Dear Tanta Golda,
I recently picked up a joke book and I noticed that there
were quite a few Jewish jokes. This got me wondering: Why are there so many
Jewish mother jokes? Don’t Catholics, Buddhists, and Jehovah’s Witnesses have
mothers? Aren’t they funny too?
Son of a Jewish mother
Dear son,
Jewish mothers are funny? I hadn’t noticed…
All I do is worry about you – Stop slouching, you think I don’t know you’re
slouching out there on the other side of this letter? Do you want to be as
hunched over as that poor hunchback of Notre Dame? Do you think he had a Jewish
mother? Of course not! Look at him.
Now where were we? Oy yes, why Jewish humor. There
are some who say that Jewish humor stems from the legal and intellectual
methods used in the Talmud, where the arguments are so elaborate and situations
used so absurd, as to border on humor. I don’t know that the scholars of the
time saw themselves as comedians, but it’s an interesting concept to ponder.
Now that you’re done pondering, let’s look at more modern roots
of Jewish humor. Much of what we in the United States think of as “Jewish
Humor” had its roots in Eastern Europe. Why is Eastern Europe so important to
humor? Well, bubalah that is where the majority of American Jews can trace
their ancestry. So now, think pogroms, blood libel, and the Holocaust. Is it
any wonder that Saul Bellow once said, “Oppressed people tend to be witty.” It
was a part of a long tradition in Eastern Europe to mock powerful people. Look
at Purim Shpeils. A scholar of Jewish humor – Rabbi Woldoks – said that humor defends
the poor against the exploitation of the upper classes or other authority
figures (even rabbis!)
This style of self- deprecating humor was brought to
American consciousness first through vaudeville, then radio, stand-up, films,
and television. It is true that comedians have been disproportionally Jewish,
though the past 15 or so years as seen a rise in the same sort of self
deprecating humor coming from the African-American and Hispanic communities.
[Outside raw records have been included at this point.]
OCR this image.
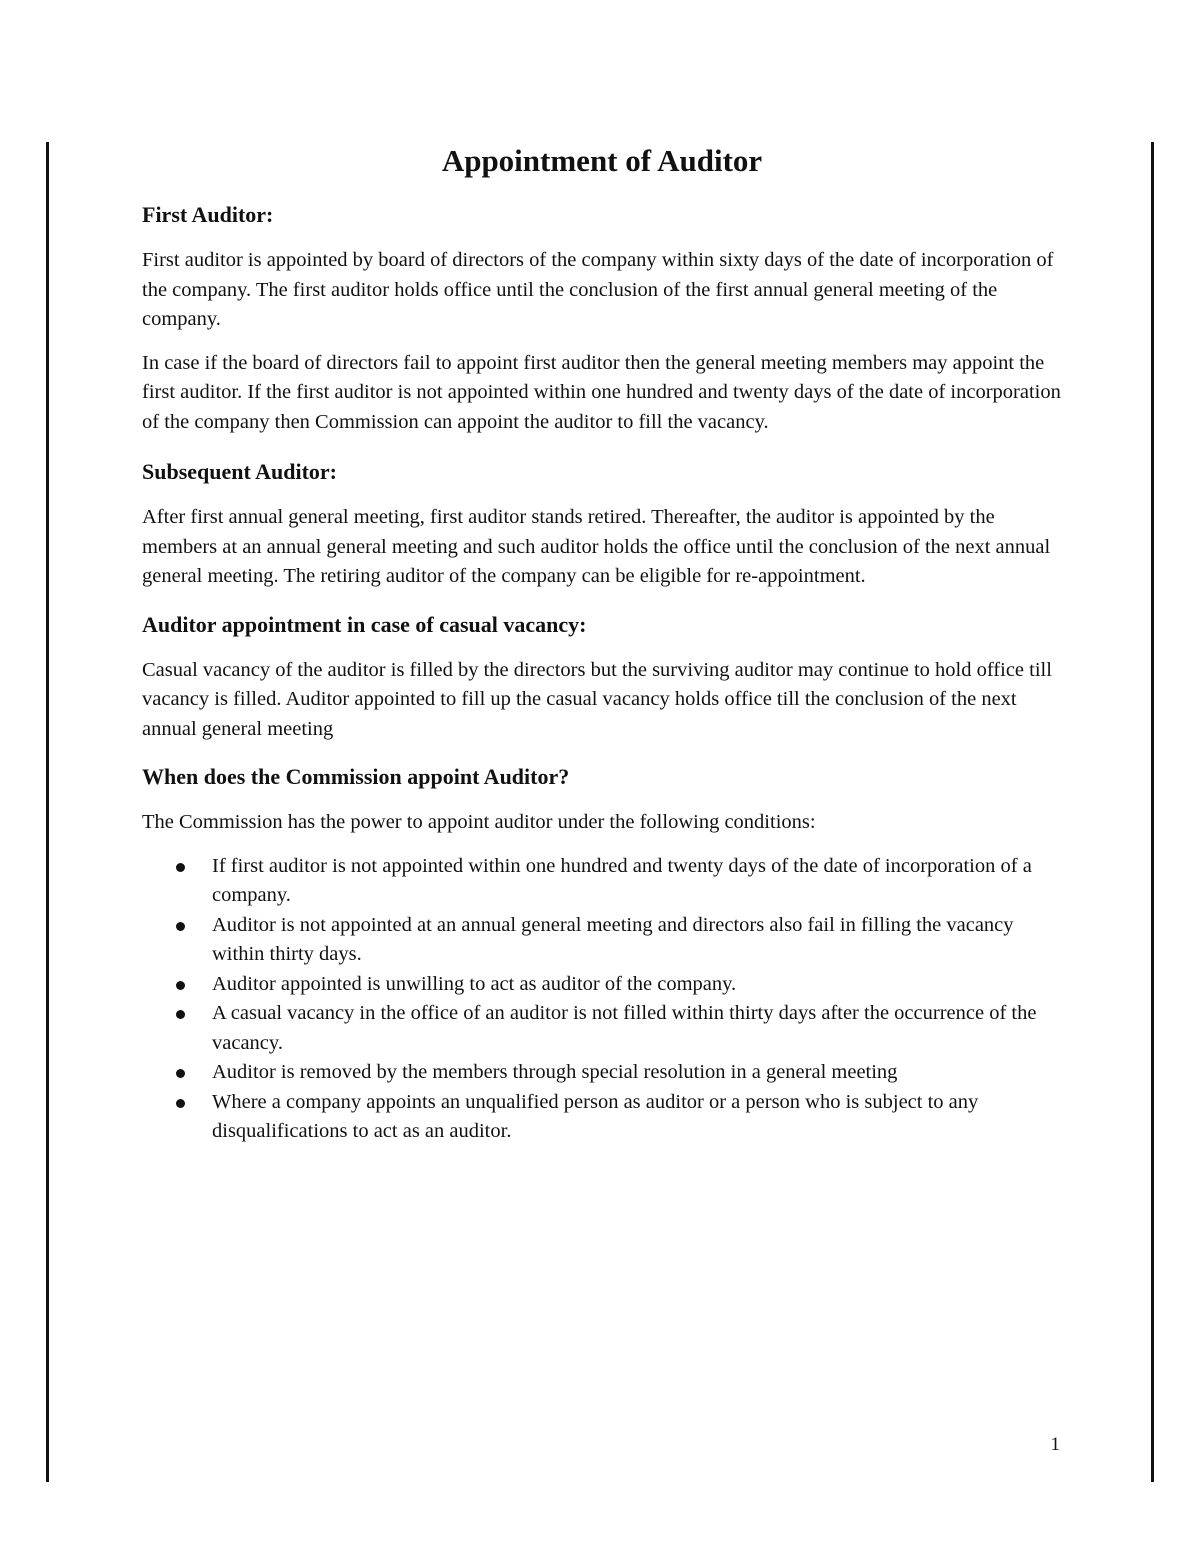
Appointment of Auditor
First Auditor:

First auditor is appointed by board of directors of the company within sixty days of the date of incorporation of the company. The first auditor holds office until the conclusion of the first annual general meeting of the company.

In case if the board of directors fail to appoint first auditor then the general meeting members may appoint the first auditor. If the first auditor is not appointed within one hundred and twenty days of the date of incorporation of the company then Commission can appoint the auditor to fill the vacancy.

Subsequent Auditor:

After first annual general meeting, first auditor stands retired. Thereafter, the auditor is appointed by the members at an annual general meeting and such auditor holds the office until the conclusion of the next annual general meeting. The retiring auditor of the company can be eligible for re-appointment.

Auditor appointment in case of casual vacancy:

Casual vacancy of the auditor is filled by the directors but the surviving auditor may continue to hold office till vacancy is filled. Auditor appointed to fill up the casual vacancy holds office till the conclusion of the next annual general meeting

When does the Commission appoint Auditor?

The Commission has the power to appoint auditor under the following conditions:

If first auditor is not appointed within one hundred and twenty days of the date of incorporation of a company.
Auditor is not appointed at an annual general meeting and directors also fail in filling the vacancy within thirty days.
Auditor appointed is unwilling to act as auditor of the company.
A casual vacancy in the office of an auditor is not filled within thirty days after the occurrence of the vacancy.
Auditor is removed by the members through special resolution in a general meeting
Where a company appoints an unqualified person as auditor or a person who is subject to any disqualifications to act as an auditor.
1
The stereotype of the overbearing Jewish mother and
smothered son, was further fueled by fiction writers such as Herman Wouk and
Philip Roth. Author William Helreich (another nice Jewish boy) posited that the
attributes we associate with Jewish mothers (over protective, pushy, and guilt
inducing) can equally describe mothers of other ethnicities. These traits have
their roots in the self sacrifice of first generation immigrants who then
transfer their aspirations onto their darlings. And why wouldn’t they? It has
been noted that as the immigrant generation becomes further removed, mother
jokes have morphed into the Jewish grandmother joke. Hmph!
If one does a web search (not for spiders, Tanta Golda
wouldn’t tolerate them in her home!) there are plenty of jokes about Catholics
(often listed as ‘clean’) and even Buddhists. The fact is – in Tanta Golda’s
unbiased opinion – Jews are just funnier.